Католический священник из Страны Басков Хуан Мария Аррегуй выступил в Риме и рассказал на пресс-конференции о пытках, которым подвергались арестованные в Бургосе. Избивая обвиняемого Эдуарде Уриарте, полицейские сломали три дубинки и две палки.

Шестерым патриотам Испании, людям, которые страстно любят свою родину, грозит смерть. Весь мир требует остановить руку тех, кто попирает свободу. Процесс над Анджелой Дэвис, кровавые издевательства в греческих застенках, судилище в Бургосе - все это звенья одной цепи в империалистическом заговоре против гуманности и человеческого достоинства.

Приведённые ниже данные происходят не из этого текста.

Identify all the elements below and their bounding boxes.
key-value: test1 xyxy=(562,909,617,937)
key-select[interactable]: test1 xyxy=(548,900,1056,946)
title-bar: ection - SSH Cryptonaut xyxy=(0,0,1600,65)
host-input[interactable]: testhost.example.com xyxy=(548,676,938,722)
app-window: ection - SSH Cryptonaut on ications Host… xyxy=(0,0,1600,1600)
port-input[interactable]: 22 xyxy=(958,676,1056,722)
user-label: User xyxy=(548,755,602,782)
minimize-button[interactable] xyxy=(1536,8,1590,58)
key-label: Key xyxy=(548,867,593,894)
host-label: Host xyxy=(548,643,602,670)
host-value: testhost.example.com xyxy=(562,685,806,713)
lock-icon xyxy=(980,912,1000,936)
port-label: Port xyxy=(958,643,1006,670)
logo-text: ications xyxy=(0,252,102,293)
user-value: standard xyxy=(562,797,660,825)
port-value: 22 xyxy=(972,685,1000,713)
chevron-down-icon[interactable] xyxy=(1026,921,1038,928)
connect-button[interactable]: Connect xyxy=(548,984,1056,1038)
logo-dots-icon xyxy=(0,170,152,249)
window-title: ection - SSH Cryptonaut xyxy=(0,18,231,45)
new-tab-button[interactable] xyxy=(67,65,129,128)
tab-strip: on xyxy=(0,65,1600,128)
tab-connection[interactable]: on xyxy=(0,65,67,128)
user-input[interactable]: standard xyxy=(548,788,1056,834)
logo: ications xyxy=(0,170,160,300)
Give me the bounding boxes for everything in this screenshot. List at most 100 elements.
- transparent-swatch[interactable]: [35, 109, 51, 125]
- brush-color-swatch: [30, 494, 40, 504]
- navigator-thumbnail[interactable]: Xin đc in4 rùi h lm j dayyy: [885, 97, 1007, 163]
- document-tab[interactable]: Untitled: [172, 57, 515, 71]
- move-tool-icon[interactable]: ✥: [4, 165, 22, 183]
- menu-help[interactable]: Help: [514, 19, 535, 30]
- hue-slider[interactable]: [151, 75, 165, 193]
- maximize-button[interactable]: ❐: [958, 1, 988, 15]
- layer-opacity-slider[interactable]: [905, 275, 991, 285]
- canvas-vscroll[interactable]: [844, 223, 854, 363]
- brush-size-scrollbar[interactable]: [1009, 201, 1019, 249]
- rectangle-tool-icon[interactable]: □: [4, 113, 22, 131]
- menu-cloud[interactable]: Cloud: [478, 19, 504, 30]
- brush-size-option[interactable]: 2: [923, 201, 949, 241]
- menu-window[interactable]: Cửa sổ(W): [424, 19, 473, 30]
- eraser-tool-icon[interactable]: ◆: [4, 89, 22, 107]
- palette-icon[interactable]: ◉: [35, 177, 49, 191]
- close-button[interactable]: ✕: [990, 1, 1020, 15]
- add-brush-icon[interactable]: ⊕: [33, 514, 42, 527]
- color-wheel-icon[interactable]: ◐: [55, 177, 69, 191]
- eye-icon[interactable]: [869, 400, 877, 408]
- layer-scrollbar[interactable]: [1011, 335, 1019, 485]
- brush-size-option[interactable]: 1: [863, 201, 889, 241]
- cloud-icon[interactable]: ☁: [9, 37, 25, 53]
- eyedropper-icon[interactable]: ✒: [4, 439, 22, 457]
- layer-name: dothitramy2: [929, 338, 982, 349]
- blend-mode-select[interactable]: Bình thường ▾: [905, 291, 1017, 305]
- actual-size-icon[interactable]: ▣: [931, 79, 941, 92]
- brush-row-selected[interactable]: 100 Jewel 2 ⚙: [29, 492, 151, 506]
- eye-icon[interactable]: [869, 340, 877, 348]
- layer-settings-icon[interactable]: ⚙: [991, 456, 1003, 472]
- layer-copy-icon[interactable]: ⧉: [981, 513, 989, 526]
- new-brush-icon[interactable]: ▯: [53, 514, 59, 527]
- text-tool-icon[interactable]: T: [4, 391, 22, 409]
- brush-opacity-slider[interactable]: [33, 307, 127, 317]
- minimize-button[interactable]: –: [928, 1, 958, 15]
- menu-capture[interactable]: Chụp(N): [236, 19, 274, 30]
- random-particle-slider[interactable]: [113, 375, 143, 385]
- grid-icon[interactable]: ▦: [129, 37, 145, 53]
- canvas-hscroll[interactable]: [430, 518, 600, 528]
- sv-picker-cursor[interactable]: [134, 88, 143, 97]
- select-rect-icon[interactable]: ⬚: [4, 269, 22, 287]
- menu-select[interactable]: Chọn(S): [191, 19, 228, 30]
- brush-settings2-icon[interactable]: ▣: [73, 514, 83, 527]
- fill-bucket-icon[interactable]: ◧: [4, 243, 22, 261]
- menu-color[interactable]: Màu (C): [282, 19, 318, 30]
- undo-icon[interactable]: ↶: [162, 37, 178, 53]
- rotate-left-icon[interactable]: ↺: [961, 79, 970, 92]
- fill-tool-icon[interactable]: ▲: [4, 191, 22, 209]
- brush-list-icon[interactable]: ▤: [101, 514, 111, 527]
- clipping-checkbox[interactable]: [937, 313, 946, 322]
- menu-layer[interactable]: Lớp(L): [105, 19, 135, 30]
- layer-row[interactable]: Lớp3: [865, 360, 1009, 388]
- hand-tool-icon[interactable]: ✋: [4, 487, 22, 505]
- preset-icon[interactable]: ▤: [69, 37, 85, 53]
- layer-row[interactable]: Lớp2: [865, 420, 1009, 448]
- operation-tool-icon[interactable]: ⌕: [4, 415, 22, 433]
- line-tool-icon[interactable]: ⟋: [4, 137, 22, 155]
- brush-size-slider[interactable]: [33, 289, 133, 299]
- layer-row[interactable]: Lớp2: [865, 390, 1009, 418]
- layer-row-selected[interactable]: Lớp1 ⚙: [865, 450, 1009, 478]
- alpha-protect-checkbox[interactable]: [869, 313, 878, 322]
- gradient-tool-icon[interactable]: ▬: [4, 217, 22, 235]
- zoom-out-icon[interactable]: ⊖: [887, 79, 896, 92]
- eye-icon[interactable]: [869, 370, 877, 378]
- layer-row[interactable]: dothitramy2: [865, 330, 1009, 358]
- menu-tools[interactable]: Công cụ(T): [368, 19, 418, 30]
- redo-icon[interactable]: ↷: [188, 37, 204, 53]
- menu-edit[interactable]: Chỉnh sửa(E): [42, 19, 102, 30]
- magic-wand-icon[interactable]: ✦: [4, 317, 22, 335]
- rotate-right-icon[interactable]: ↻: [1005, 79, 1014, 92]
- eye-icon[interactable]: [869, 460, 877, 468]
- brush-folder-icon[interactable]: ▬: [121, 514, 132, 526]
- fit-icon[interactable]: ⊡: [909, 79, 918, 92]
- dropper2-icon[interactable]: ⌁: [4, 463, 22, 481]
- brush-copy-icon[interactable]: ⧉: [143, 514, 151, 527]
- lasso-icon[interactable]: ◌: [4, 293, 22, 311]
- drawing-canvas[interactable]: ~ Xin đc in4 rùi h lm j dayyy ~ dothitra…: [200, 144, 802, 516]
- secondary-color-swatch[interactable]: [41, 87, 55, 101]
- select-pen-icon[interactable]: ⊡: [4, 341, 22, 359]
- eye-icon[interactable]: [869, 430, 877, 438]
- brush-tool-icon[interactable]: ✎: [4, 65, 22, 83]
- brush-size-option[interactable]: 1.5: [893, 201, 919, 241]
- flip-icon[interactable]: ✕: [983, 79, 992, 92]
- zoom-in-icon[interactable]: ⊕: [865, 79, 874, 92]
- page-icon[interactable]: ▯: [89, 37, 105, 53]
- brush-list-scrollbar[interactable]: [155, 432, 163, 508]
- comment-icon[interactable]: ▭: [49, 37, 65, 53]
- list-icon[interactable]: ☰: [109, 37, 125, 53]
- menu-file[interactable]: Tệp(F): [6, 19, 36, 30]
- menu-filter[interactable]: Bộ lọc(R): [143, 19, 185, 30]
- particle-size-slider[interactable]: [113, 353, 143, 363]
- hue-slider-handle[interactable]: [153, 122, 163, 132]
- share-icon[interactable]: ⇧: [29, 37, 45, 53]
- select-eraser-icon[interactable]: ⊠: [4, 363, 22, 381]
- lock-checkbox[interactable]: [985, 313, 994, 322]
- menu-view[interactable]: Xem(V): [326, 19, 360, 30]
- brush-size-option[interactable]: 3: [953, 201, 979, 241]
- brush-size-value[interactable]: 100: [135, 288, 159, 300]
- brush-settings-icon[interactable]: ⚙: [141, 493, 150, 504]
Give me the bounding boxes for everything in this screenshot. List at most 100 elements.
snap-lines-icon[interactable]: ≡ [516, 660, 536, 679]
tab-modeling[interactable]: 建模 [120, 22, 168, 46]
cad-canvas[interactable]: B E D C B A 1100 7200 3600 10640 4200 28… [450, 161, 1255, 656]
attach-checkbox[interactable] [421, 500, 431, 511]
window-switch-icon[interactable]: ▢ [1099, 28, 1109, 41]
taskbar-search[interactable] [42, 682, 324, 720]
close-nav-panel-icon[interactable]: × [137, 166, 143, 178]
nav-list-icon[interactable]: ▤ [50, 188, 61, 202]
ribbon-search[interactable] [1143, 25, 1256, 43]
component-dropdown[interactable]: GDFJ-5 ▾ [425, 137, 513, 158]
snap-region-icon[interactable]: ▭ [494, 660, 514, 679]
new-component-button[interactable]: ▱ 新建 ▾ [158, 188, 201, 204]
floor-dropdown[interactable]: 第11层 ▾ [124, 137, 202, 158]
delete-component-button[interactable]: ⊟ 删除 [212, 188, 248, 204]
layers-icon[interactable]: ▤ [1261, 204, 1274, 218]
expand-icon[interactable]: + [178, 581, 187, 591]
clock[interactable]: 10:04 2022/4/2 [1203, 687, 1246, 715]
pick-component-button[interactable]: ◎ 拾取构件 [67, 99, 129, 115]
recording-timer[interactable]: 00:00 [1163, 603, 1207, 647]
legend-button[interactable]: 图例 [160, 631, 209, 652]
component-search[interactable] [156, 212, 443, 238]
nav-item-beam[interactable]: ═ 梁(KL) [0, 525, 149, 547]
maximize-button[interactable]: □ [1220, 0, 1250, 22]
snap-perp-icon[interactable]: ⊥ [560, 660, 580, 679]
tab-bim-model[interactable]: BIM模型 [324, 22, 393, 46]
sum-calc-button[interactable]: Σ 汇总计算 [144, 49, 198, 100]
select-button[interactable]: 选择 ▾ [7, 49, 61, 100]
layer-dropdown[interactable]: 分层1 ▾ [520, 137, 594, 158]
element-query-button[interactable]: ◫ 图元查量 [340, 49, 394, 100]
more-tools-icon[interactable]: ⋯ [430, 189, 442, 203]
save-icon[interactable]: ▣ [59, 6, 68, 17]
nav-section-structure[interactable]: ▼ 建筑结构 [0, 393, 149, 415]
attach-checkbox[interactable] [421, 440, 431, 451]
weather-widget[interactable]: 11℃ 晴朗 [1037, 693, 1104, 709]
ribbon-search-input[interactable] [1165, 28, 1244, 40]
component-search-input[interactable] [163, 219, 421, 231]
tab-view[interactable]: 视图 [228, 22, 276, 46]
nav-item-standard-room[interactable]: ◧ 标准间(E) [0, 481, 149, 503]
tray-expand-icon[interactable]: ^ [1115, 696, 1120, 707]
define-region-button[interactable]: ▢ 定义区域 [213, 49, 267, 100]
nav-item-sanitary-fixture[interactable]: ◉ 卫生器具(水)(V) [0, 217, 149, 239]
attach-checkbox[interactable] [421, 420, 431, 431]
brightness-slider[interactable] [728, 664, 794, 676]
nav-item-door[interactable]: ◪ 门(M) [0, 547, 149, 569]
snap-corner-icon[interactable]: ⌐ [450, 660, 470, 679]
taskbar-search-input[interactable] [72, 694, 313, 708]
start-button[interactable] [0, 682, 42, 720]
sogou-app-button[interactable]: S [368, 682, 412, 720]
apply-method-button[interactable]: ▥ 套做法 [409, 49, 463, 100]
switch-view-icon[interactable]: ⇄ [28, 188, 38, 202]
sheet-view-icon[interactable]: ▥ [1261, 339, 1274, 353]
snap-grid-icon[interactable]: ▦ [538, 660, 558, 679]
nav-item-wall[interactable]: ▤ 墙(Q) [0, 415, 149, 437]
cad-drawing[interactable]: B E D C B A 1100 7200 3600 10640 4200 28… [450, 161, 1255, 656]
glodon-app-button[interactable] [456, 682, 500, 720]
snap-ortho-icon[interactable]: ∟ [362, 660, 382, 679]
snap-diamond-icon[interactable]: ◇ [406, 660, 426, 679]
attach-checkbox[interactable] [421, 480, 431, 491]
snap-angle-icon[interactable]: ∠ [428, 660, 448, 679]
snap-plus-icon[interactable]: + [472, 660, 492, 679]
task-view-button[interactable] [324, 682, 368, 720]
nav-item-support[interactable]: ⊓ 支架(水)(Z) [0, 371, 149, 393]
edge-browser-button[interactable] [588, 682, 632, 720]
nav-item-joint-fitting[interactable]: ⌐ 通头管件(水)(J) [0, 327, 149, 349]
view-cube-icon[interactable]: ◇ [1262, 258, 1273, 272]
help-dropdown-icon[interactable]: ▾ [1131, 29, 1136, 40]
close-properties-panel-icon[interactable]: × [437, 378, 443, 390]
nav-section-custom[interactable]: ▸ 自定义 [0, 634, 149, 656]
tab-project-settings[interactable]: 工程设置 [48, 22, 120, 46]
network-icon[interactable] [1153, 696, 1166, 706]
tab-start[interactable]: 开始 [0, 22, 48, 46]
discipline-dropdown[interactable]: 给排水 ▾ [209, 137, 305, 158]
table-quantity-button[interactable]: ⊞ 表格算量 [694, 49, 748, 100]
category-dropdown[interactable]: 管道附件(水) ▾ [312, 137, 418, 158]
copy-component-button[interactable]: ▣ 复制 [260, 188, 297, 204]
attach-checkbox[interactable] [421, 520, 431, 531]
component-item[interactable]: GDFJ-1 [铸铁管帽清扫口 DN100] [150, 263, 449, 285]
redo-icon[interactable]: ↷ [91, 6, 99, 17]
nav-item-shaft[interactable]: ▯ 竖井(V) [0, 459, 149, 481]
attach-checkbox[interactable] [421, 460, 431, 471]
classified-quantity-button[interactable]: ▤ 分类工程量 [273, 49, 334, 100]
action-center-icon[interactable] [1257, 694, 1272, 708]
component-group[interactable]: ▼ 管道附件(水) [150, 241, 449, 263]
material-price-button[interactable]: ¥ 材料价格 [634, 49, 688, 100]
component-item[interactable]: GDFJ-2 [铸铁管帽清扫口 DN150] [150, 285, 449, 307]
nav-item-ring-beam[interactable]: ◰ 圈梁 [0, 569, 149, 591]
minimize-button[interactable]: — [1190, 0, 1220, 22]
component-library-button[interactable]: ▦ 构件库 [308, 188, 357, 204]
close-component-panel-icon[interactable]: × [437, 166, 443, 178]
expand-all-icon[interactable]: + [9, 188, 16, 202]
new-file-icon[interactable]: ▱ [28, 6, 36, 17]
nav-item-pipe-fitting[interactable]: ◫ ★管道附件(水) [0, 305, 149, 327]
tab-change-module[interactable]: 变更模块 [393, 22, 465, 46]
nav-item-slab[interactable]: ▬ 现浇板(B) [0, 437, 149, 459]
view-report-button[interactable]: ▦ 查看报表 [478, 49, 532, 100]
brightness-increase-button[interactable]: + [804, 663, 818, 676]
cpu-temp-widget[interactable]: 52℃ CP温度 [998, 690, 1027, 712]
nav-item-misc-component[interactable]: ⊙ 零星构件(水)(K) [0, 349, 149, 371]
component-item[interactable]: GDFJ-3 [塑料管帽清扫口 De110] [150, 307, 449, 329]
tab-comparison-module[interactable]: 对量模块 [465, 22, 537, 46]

...Той ночью в Карабанчели я видел лица испанцев - суровые лица честных людей, которые думают о будущем своей родины и поэтому самоотверженно борются за свободу. Они знают, чем рискуют. Они сознательны и тверды в своих решениях. Они выходят сейчас на улицы Мадрида, Севильи, Бургоса и Барселоны. По всей Испании нарастает широкая волна протестов. Прекратили работу трудящиеся крупнейших предприятий, закрылись магазины, учебные заведения; участники демонстрации в Мадриде несли по улицам города плакаты: "Требуем амнистии!", "Нет" военному трибуналу Бургоса!" И кто-то из них каждую ночь приносит на могилу Хулиана Гримау красные гвоздики - каждую ночь все эти годы.

Можно казнить человека - нельзя казнить правду".

(Этот короткий репортаж я передал в "Литературку" через неделю - уже из Парижа.)